Jaksa Gadungan di Palembang Didakwa Tipu Pejabat Pemda OKI
DAKWAAN: Kedua terdakwa, Bobby Asia dan Edwin F saat mendengarkan dakwaan dari Jaksa Penuntut Umum (JPU) Kejari OKI, Senin (8/12). -FOTO : NANDA/SUMEKS-
PALEMBANG, SUMATERAEKSPRES.ID - Masih ingat kasus oknum pegawai negeri sipil (PNS) yang menjadi jaksa gadungan.
Kasusnya kini naik ke persidangan, Bobby Asia, sang jaksa palsu dan rekannya Edwin F, dihadirkan di Pengadilan Tipikor pada Pengadilan Negeri (PN) Palembang Kelas IA Khusus, Senin (8/12).
BACA JUGA:Jaksa Bebaskan Tiga Tulang Punggung Keluarga: Tersangka Kasus Narkotika Jalani
BACA JUGA:Tingkatkan Transparansi dan Efisiensi Pembangunan, Kejaksaan Sosialisasikan Program Jaga Desa
Bobby sendiri didakwa melakukan Tindak Pidana Korupsi (Tipikor) dengan maksud menguntungkan diri sendiri atau orang lain secara melawan hukum terhadap pejabat Pemda OKI oleh Jaksa Penuntut Umum (JPU) Kejaksaan Negeri (Kejari) OKI.
Dalam dakwaan yang dibacakan di hadapan majelis hakim dipimpin Fatimah SH MH. JPU mengatakan jika terdakwa Bobby Asia dengan menggunakan atribut resmi kejaksaan dan mengaku sebagai jaksa dari Kejaksaan Agung RI untuk memperkuat penyamarannya dan meyakinkan para calon korban yang akan ditipu.
"Terdakwa secara terang-terangan menawarkan 'jalan keluar' bagi sejumlah pejabat yang sedang terjerat kasus tindak pidana korupsi di wilayah hukum Kejati Sumsel, serta mengaku bisa membantu mengurus, mengendalikan, bahkan memperingan penanganan perkara di kejaksaan," ungkap JPU.
Sementara terdakwa Edwin, diduga telah turut serta aktif menata pertemuan, menghubungi target, serta membantu memperlancar skenario seolah-olah keduanya memang benar-benar memiliki kewenangan di kejaksaan untuk membantu korbannya.
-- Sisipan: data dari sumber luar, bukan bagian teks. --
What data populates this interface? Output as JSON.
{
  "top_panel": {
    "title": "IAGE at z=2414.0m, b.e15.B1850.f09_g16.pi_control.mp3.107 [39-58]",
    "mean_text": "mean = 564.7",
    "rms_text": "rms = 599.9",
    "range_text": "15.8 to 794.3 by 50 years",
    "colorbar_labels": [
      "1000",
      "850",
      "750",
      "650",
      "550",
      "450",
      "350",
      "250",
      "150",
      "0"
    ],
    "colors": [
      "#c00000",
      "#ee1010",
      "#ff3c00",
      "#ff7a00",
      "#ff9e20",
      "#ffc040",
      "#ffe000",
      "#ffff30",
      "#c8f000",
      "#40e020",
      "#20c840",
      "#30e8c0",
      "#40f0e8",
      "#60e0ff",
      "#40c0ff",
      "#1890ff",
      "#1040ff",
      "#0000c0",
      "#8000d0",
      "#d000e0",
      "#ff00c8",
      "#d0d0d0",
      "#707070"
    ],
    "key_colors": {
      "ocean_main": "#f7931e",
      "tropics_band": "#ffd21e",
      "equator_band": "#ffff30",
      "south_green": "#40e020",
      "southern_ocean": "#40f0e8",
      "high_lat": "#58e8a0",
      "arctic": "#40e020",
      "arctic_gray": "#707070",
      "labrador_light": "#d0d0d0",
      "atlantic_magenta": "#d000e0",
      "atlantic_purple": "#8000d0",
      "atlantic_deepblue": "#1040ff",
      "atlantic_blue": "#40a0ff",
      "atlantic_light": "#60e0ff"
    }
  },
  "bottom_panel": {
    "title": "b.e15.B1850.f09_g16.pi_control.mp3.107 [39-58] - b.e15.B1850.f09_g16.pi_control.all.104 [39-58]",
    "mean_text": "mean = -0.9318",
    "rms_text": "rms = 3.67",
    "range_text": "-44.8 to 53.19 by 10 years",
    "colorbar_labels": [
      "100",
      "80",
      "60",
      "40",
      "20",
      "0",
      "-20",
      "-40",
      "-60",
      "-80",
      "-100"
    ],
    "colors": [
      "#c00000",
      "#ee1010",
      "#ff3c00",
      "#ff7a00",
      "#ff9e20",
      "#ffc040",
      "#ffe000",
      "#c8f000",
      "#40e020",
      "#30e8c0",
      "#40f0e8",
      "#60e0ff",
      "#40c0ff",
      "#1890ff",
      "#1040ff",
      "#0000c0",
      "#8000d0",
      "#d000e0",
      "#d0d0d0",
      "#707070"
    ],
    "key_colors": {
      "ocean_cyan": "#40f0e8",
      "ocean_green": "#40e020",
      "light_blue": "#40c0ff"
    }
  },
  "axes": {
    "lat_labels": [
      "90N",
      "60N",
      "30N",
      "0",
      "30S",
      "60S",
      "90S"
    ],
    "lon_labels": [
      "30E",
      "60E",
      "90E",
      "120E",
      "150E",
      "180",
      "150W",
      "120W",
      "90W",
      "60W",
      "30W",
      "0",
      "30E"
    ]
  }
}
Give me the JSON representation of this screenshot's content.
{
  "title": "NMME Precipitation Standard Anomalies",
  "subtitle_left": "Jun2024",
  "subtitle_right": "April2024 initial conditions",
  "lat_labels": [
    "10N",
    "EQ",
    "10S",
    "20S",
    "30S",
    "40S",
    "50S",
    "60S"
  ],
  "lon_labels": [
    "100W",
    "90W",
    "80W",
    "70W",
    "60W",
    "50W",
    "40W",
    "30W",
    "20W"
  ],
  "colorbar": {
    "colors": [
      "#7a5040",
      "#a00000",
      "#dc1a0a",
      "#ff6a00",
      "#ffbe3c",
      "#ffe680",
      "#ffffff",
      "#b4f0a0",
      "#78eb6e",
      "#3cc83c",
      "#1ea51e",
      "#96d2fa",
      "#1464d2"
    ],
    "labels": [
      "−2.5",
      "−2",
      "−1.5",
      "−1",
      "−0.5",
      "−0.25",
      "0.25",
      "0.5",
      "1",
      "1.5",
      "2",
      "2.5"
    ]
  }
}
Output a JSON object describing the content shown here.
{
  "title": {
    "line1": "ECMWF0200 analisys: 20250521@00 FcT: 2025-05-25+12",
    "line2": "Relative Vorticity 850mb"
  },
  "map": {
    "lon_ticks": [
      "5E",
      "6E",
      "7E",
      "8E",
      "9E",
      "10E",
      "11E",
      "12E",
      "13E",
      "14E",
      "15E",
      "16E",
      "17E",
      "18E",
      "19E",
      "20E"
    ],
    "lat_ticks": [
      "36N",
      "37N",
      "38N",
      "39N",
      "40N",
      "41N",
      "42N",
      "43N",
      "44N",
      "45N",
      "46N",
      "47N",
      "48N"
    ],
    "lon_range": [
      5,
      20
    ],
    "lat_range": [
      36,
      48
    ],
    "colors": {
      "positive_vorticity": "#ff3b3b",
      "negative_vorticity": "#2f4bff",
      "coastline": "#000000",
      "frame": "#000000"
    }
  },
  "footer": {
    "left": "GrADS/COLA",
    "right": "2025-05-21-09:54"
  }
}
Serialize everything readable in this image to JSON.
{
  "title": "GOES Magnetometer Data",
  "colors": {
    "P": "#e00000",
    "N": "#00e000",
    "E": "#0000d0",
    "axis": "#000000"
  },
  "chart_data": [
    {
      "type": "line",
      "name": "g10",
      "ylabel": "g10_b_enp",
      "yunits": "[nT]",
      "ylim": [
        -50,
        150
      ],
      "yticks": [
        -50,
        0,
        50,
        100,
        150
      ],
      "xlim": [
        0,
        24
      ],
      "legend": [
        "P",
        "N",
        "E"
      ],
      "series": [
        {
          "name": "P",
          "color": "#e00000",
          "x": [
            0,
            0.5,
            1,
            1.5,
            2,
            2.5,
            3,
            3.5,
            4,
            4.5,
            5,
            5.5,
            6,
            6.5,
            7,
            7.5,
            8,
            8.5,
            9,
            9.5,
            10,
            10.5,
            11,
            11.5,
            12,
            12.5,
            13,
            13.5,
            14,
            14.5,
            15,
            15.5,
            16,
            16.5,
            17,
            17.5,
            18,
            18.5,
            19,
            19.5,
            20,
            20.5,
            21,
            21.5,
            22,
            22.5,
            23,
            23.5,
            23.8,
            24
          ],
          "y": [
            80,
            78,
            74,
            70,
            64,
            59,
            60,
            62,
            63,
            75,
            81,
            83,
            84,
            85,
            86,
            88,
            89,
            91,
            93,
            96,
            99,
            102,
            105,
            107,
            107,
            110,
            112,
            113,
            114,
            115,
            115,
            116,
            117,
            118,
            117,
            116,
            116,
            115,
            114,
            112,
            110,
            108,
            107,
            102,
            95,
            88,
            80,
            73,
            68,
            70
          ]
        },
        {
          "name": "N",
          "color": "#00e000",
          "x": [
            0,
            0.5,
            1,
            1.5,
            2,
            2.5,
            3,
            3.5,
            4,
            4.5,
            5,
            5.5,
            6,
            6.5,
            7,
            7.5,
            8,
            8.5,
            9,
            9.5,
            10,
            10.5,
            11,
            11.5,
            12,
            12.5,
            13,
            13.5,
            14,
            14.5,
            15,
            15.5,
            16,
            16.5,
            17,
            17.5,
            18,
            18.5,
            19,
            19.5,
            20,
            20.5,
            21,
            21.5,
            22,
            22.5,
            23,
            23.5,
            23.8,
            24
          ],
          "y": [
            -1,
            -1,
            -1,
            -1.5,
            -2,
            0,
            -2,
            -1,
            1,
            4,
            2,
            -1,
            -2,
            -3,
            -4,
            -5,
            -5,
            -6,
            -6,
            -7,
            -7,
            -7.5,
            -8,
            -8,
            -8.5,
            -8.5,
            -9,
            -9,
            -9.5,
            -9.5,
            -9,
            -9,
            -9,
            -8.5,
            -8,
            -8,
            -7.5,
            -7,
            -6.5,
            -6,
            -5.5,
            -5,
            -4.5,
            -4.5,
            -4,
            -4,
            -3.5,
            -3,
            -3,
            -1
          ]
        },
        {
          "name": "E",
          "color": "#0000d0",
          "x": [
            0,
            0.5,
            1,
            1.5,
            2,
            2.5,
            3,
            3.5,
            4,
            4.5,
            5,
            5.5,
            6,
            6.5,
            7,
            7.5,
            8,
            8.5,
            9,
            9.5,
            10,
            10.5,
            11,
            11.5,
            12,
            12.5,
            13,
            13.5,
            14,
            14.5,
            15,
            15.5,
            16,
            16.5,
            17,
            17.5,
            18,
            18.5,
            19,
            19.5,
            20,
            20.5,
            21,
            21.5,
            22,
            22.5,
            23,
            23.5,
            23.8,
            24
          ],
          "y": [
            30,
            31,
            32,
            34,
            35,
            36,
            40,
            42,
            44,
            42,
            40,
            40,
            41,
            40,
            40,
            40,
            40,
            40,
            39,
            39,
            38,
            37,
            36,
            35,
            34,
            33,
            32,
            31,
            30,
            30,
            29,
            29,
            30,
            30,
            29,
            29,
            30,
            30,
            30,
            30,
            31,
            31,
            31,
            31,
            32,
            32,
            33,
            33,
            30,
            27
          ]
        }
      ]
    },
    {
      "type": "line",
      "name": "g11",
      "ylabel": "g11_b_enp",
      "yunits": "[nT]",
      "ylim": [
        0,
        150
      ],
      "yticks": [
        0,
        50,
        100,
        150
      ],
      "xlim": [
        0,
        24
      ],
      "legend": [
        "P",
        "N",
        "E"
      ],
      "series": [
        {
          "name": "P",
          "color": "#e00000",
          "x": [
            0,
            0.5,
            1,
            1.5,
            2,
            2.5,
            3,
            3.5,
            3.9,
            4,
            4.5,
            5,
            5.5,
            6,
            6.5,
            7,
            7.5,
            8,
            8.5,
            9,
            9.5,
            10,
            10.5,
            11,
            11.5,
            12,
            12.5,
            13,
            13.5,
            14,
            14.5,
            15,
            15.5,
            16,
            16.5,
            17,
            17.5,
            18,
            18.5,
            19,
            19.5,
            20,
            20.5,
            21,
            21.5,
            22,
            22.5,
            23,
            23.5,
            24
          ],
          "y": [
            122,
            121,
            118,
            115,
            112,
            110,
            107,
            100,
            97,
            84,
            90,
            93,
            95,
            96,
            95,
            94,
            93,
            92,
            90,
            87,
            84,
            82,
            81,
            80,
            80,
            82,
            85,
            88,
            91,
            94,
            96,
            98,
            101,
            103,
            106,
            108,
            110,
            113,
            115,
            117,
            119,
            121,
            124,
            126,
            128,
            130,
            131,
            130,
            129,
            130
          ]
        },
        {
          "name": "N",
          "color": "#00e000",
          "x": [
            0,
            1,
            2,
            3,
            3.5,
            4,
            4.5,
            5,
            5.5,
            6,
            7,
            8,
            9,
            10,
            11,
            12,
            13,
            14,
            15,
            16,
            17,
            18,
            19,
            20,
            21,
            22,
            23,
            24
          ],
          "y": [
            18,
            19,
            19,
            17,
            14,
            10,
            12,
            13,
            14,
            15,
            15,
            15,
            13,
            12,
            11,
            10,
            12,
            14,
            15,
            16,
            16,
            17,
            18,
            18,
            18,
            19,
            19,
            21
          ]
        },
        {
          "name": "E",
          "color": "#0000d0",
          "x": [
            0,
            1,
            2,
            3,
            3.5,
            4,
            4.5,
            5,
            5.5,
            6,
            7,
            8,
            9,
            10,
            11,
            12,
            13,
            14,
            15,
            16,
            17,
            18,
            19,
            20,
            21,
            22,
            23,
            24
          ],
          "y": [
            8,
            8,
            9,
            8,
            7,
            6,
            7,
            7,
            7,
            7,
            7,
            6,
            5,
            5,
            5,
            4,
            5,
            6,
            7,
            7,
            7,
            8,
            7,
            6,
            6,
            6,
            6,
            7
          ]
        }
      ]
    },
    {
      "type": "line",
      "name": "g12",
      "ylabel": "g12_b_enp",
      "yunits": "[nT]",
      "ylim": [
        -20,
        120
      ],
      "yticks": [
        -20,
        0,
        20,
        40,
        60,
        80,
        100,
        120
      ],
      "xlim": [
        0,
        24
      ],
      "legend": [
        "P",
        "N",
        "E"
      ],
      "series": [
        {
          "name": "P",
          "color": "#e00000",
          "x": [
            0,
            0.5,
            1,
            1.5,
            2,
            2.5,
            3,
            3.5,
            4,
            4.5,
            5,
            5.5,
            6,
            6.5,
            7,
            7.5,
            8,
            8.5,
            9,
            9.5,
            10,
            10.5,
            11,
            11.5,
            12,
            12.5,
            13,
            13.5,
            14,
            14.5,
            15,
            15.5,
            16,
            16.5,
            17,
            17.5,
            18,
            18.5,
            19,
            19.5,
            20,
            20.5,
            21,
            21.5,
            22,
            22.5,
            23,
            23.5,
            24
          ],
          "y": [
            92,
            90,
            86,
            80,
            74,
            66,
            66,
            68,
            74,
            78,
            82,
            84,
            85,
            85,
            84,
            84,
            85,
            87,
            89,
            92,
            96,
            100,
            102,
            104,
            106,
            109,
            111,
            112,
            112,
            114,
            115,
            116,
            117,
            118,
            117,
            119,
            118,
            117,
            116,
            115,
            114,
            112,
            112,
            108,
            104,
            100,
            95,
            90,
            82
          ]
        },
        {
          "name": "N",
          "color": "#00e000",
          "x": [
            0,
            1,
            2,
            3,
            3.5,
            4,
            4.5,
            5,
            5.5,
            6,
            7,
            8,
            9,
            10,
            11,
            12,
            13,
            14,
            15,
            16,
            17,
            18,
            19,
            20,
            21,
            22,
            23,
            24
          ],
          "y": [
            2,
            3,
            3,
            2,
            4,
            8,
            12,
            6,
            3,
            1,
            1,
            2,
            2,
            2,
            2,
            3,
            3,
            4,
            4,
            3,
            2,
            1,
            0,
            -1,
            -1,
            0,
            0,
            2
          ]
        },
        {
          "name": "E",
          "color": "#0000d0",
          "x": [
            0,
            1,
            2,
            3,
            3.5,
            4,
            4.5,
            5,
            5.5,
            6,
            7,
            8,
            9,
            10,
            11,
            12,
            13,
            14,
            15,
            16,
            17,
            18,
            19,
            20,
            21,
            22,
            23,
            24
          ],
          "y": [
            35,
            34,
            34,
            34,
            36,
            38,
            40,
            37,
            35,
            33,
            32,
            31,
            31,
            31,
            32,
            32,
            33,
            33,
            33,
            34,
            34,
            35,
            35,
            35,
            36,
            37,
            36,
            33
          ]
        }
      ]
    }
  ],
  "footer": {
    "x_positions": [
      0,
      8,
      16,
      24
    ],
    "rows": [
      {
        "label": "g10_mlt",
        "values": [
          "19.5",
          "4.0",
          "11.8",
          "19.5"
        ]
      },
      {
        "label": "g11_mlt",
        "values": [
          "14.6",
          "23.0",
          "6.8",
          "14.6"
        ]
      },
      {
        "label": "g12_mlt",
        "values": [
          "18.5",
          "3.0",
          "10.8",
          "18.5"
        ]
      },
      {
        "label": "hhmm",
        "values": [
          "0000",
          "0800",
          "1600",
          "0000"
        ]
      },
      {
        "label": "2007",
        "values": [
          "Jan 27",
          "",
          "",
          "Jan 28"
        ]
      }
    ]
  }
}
"Keduanya didakwa dan patut diduga telah memanfaatkan jabatan dan kewenangan secara melawan hukum, demi menguntungkan diri sendiri maupun orang lain, dan dijerat Pasal 12 huruf e atau Pasal 11 UU Pemberantasan Tipikor, yang telah diperbarui dengan UU Nomor 20 Tahun 2001, juncto Pasal 55 ayat (1) ke-1 KUHP, " tegas JPU.
"Bagaimana para terdakwa? Tadi sudah dengarkan dakwaan JPU, apakah akan mengajukan eksepsi," ujar Hakim Fatimah bertanya kepada kedua terdakwa.
"Tidak mengajukan yang mulia, lanjut ke persidangan selanjutnya," ujar tim Penasihat hukum kedua terdakwa.
Atas jawaban kedua terdakwa, majelis hakim memutuskan untuk melanjutkan sidang pemeriksaan serta memerintahkan JPU untuk menghadirkan saksi saksi.
"Keduanya tidak mengajukan eksepsi, silakan kepada JPU untuk menghadirkan saksi-saksi dalam sidang selanjutnya, ada berapa saksi yang akan dihadirkan," kata Fatimah, ketua majelis hakim.
"Baik yang mulia, total ada 8 sampai 9 saksi yang akan kami hadirkan, termasuk nantinya kedua terdakwa akan saling bersaksi," jawab JPU.